Además del objetivo general, las acciones de prevención y remediación contenidas en el PGEL no son novedosas, pero se agrupan de manera coherente a fin de desarrollar y aprovechar sinergias.
“La semana pasada –dijo Obama–, 13 de las mayores empresas, entre ellas UPS, Walmart y General Motors, anunciaron compromisos significativos de reducción de emisiones y empleo de energía limpia.”
Además de la histérica reacción israelí, hay que vencer la irracional resistencia de algunos republicanos en el Congreso estadunidense. También habrá que modular el impacto del retorno de Irán al mercado petrolero internacional en un periodo caracterizado por persistentes excedentes de oferta. La debilidad de precios puede prolongarse y profundizarse.
Tres. Aunque la atención de los medios se haya concentrado, en las últimas semanas, en el muy preocupante ascenso en las encuestas del más impresentable de los aspirantes a la candidatura presidencial republicana, el inefable mister Trump, es otro el sucedido que puede adquirir, más adelante, la mayor trascendencia. Estados Unidos parece ser el país avanzado en que el imperativo de combatir la desigualdad, que ha crecido en forma desmesurada en el presente siglo, ha comenzado a traducirse en acciones concretas, al tiempo que el debate político, en la perspectiva de la elección presidencial del año próximo, en buena medida se centra en ese imperativo. Conviene recordar que, en lo que fue llamado su momento Piketty
, el presidente Obama otorgó la mayor prioridad a las acciones orientadas a combatir la desigualdad.

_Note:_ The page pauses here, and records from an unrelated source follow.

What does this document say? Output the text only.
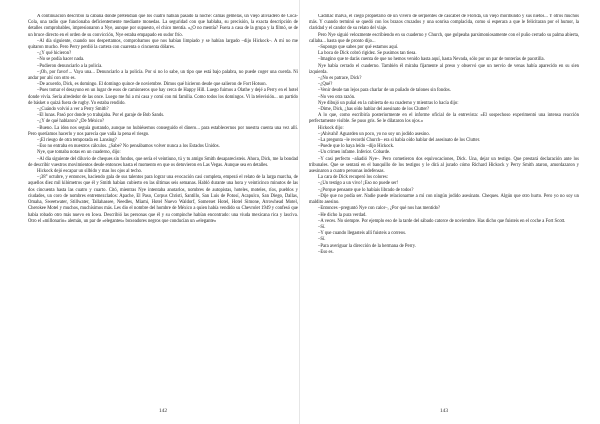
A continuación describió la cabaña donde pretendían que los cuatro habían pasado la noche: camas gemelas, un viejo aliviadero de Coca-Cola, una radio que funcionaba deficientemente mediante monedas. La seguridad con que hablaba, su precisión, la exacta descripción de detalles comprobables, impresionaron a Nye, aunque por supuesto, el chico mentía. «¿O no mentía? Fuera a casa de la grupa y la filmó, se de un bruce directo en el orden de su convicción, Nye estaba empapado en sudor frío.

–Al día siguiente, cuando nos despertamos, comprobamos que nos habían limpiado y se habían largado –dijo Hickock–. A mí no me quitaron mucho. Pero Perry perdió la cartera con cuarenta o cincuenta dólares.

–¿Y qué hicieron?

–No se podía hacer nada.

–Pudieron denunciarlo a la policía.

–¡Oh, por favor!... Vaya una... Denunciarlo a la policía. Por si no lo sabe, un tipo que está bajo palabra, no puede coger una cuerda. Ni andar por ahí con otro es.

–De acuerdo, Dick, es domingo. El domingo quince de noviembre. Dimos qué hicieron desde que salieron de Fort Hotson.

–Pues tomar el desayuno en un lugar de esos de camioneros que hay cerca de Happy Hill. Luego fuimos a Olathe y dejé a Perry en el hotel donde vivía. Sería alrededor de las once. Luego me fui a mi casa y comí con mi familia. Como todos los domingos. Vi la televisión... un partido de básket o quizá fuera de rugby. Yo estaba rendido.

–¿Cuándo volvió a ver a Perry Smith?

–El lunas. Pasó por donde yo trabajaba. Por el garaje de Bob Sands.

–¿Y de qué hablaron? ¿De México?

–Bueno. La idea nos seguía gustando, aunque no hubiésemos conseguido el dinero... para establecernos por nuestra cuenta una vez allí. Pero queríamos hacerlo y nos parecía que valía la pena el riesgo.

–¡El riesgo de otra temporada en Lansing?

–Eso no entraba en nuestros cálculos. ¿Sabe? No pensábamos volver nunca a los Estados Unidos.

Nye, que tomaba notas en un cuaderno, dijo:

–Al día siguiente del diluvio de cheques sin fondos, que sería el veintiuno, tú y tu amigo Smith desaparecisteis. Ahora, Dick, me la bondad de describir vuestros movimientos desde entonces hasta el momento en que os detuvieron en Las Vegas. Aunque sea en detalles.

Hickock dejó escapar un silbido y mas los ojos al techo.

–¡38° octubre, y entonces, haciendo gala de sus talentos para lograr una evocación casi completa, empezó el relato de la larga marcha, de aquellos diez mil kilómetros que él y Smith habían cubierto en las últimas seis semanas. Habló durante una hora y veinticinco minutos de las dos cincuenta hasta las cuatro y cuarto. Citó, mientras Nye intentaba anotarlos, nombres de autopistas, hoteles, moteles, ríos, pueblos y ciudades, un coro de nombres entremezclados: Apache, El Paso, Corpus Christi, Santillo, San Luis de Potosí, Acapulco, San Diego, Dallas, Omaha, Sweetwater, Stillwater, Tallahassee, Needles, Miami, Hotel Nuevo Waldorf, Somerset Hotel, Hotel Simone, Arrowhead Motel, Cherokee Motel y muchos, muchísimos más. Les dio el nombre del hombre de México a quien había vendido su Chevrolet 1949 y confesó que había robado otro más nuevo en Iowa. Describió las personas que él y su compinche habían encontrado: una viuda mexicana rica y lasciva. Otro el «millonario» alemán, un par de «elegantes» boxeadores negros que conducían un «elegante»

142

Cadillac malva, el ciego propietario de un vivero de serpientes de cascabel de Florida, un viejo moribundo y sus nietos... Y otros muchos más. Y cuando terminó se quedó con los brazos cruzados y una sonrisa complacida, como si esperara a que le felicitaran por el humor, la claridad y el candor de su relato del viaje.

Pero Nye siguió velozmente escribiendo en su cuaderno y Church, que golpeaba parsimoniosamente con el puño cerrado su palma abierta, callaba... hasta que de pronto dijo...

–Supongo que sabes por qué estamos aquí.

La boca de Dick cobró rigidez. Se pusimos tan tiesa.

–Imagino que te darás cuenta de que no hemos venido hasta aquí, hasta Nevada, sólo por un par de tonterías de pacotilla.

Nye había cerrado el cuaderno. También él miraba fijamente al preso y observó que un nervio de venas había aparecido en su sien izquierda.

–¿No es patrace, Dick?

–¿Qué?

–Venir desde tan lejos para charlar de un puñado de talones sin fondos.

–No veo otra razón.

Nye dibujó un puñal en la cubierta de su cuaderno y mientras lo hacía dijo:

–Dime, Dick, ¿has oído hablar del asesinato de los Clutter?

A lo que, como escribiría posteriormente en el informe oficial de la entrevista: «El sospechoso experimentó una intensa reacción perfectamente visible. Se puso gris. Se le dilataron los ojos.»

Hickock dijo:

–¡Ahivahí! Aguarden un poco, yo no soy un jodido asesino.

–La pregunta –le recordó Church– era si había oído hablar del asesinato de los Clutter.

–Puede que lo haya leído –dijo Hickock.

–Un crimen infame. Inferior. Cobarde.

–Y casi perfecto –añadió Nye–. Pero cometieron dos equivocaciones, Dick. Una, dejar un testigo. Que prestará declaración ante los tribunales. Que se sentará en el banquillo de los testigos y le dirá al jurado cómo Richard Hickock y Perry Smith ataron, amordazaron y asesinaron a cuatro personas indefensas.

La cara de Dick recuperó los colores:

–¿Un testigo a un vivo! ¡Eso no puede ser!

–¿Porque pensaste que lo habíais librado de todos?

–Dije que no podía ser. Nadie puede relacionarme a mí con ningún jodido asesinato. Cheques. Algún que otro hurto. Pero yo no soy un maldito asesino.

–Entonces –preguntó Nye con calor–, ¿Por qué nos has mentido?

–He dicho la pura verdad.

–A veces. No siempre. Por ejemplo eso de la tarde del sábado catorce de noviembre. Has dicho que fuisteis en el coche a Fort Scott.

–Sí.

–Y que cuando llegasteis allí fuisteis a correos.

–Sí.

–Para averiguar la dirección de la hermana de Perry.

–Eso es.

143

La explosión de la desigualdad se origina en la brecha rápidamente creciente entre las remuneraciones al trabajo y las que recibe el capital. Además, el aumento de las primeras se ha distanciado cada vez más de su principal determinante: el crecimiento de la productividad. En Estados Unidos, los salarios y la productividad crecieron al mismo ritmo entre finales de la guerra y principios de los años 70, con alza acumulada de alrededor de 90 por ciento entre 1948 y 1973. A partir de este último año, la remuneración media por hora se estancó aunque la productividad siguió al alza, en forma acelerada. Entre 1973 y 2013 el incremento acumulado de ésta fue del orden de 140 por ciento, mientras que las remuneraciones medias sólo acumularon una alza de alrededor de 10 por ciento. Naturalmente, la desigualdad se disparó, convirtiéndose en un problema económico (deprime el crecimiento), social (exacerba las tensiones) y ético ya intolerable.
Una primera respuesta ha sido atender el alza de los salarios mínimos. Diversas acciones legislativas o ejecutivas han dado lugar a que, ahora, la mayor parte de los estados de la Unión y algunos segmentos de trabajadores y empleados tengan salarios mínimos legales más elevados, en ocasiones cercanos al doble, que el nivel federal de 7.25 dólares por hora.
Diversos precandidatos, tanto demócratas como republicanos, han presentado propuestas orientadas a atemperar la desigualdad, para responder a una exigencia cada vez más extendida. Algunos prefieren acciones indirectas, como aumentar los subsidios fiscales a los salarios más reducidos o extender beneficios asociados al empleo. Es prematuro dar por supuesto que se revertirá la prolongada época de estancamiento o lento crecimiento relativo de las remuneraciones al trabajo, tanto en Estados Unidos como en numerosas otras economías avanzadas y en desarrollo. Sin embargo, el debate sobre la desigualdad puede marcar un parteaguas en la campaña electoral estadunidense.